God may answer our prayers with medical professionals who care for our ailing bodies. The scientists and engineers who build and use technology to forecast storms can be a life-saving miracle. Sometimes it is even simpler; an act of kindness or an encouraging word can transform someone who feels alone. But to be miracle workers, we need to do more than talk to God when we pray. We need to listen. God may not speak with a booming voice from the heavens. It may be a gentle nudge; nothing more than a gut feeling pushing us to do something.
That something can be God’s answer to someone’s prayer. We may pray for God to provide for those who don’t have enough to eat or to shelter someone with no home of their own. God’s answer may nudge us to act, and then we answer a call for volunteers to help feed the hungry.

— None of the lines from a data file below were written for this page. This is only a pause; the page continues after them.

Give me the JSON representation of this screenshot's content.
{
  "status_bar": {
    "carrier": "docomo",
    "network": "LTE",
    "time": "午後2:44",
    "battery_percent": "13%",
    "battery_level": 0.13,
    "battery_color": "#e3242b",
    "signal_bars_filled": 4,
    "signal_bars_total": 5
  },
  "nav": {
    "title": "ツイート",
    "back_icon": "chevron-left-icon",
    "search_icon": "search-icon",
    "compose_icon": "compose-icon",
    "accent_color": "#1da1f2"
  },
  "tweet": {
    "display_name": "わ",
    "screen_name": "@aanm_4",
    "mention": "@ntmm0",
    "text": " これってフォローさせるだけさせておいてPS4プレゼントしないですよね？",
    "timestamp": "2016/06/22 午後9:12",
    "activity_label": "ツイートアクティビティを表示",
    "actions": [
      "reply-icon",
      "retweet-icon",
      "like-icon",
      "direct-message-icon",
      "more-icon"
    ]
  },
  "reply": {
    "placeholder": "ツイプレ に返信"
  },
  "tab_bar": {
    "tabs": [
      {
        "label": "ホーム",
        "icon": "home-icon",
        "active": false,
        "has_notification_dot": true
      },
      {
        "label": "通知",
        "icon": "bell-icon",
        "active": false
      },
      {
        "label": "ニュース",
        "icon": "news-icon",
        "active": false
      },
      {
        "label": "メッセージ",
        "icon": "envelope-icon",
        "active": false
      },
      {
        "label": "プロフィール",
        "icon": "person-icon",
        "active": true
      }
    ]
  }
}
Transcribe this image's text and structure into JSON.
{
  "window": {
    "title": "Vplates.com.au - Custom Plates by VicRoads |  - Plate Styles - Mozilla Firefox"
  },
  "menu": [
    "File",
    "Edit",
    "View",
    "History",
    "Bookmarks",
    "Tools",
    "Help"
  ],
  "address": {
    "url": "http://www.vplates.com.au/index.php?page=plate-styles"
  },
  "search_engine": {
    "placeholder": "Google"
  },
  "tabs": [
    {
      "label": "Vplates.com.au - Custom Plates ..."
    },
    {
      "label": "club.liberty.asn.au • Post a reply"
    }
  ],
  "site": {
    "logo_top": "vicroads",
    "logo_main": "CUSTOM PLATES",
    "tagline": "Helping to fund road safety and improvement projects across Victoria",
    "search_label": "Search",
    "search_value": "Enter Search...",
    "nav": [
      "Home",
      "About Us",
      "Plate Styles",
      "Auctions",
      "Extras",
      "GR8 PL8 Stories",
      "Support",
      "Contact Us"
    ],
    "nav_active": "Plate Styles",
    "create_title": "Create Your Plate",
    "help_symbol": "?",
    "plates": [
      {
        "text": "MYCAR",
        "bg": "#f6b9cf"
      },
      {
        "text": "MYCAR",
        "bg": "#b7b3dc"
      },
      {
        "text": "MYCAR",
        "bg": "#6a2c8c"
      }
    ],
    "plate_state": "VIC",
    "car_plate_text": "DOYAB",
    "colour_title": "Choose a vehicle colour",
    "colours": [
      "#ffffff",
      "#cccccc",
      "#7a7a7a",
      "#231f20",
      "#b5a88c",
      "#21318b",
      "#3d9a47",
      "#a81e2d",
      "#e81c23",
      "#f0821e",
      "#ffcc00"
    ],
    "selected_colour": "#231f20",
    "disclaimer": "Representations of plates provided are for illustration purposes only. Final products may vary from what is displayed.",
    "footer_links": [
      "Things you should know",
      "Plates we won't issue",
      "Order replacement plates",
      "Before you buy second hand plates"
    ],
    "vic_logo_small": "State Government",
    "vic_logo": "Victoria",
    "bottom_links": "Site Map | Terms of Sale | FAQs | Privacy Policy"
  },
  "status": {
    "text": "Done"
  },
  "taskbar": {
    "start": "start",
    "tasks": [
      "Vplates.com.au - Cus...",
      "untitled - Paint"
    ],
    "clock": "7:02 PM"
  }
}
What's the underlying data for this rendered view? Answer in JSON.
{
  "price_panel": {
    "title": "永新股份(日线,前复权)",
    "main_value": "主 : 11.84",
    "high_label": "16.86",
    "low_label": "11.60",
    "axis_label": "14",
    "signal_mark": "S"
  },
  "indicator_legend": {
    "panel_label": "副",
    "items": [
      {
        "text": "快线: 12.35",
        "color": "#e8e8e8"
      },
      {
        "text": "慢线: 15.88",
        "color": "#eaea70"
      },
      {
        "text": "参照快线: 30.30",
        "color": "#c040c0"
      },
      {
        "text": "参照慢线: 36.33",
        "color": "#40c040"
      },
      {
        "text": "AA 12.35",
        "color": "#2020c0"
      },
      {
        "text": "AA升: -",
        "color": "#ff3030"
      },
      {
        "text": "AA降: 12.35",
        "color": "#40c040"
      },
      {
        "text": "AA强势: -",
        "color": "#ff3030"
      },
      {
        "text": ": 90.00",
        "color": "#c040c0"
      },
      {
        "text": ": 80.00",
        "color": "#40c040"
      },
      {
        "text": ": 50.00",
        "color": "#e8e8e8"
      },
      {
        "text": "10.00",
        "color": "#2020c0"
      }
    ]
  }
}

We pray God changes the world, but God’s answer is to change our hearts. Mother Teresa said, “I used to pray that God would feed the hungry, or do this or that, but now I pray that he will guide me to do whatever I'm supposed to do, what I can do… I used to believe that prayer changes things, but now I know that prayer changes us, and we change things."
-Michael Turner, Pastor
Osage City and Reading UMC
Prayer for Reflection
Loving God, help me to see your work in our world every day. When I pray, hear my prayers, and speak to me so I may serve you by helping to answer someone else’s prayer. Amen.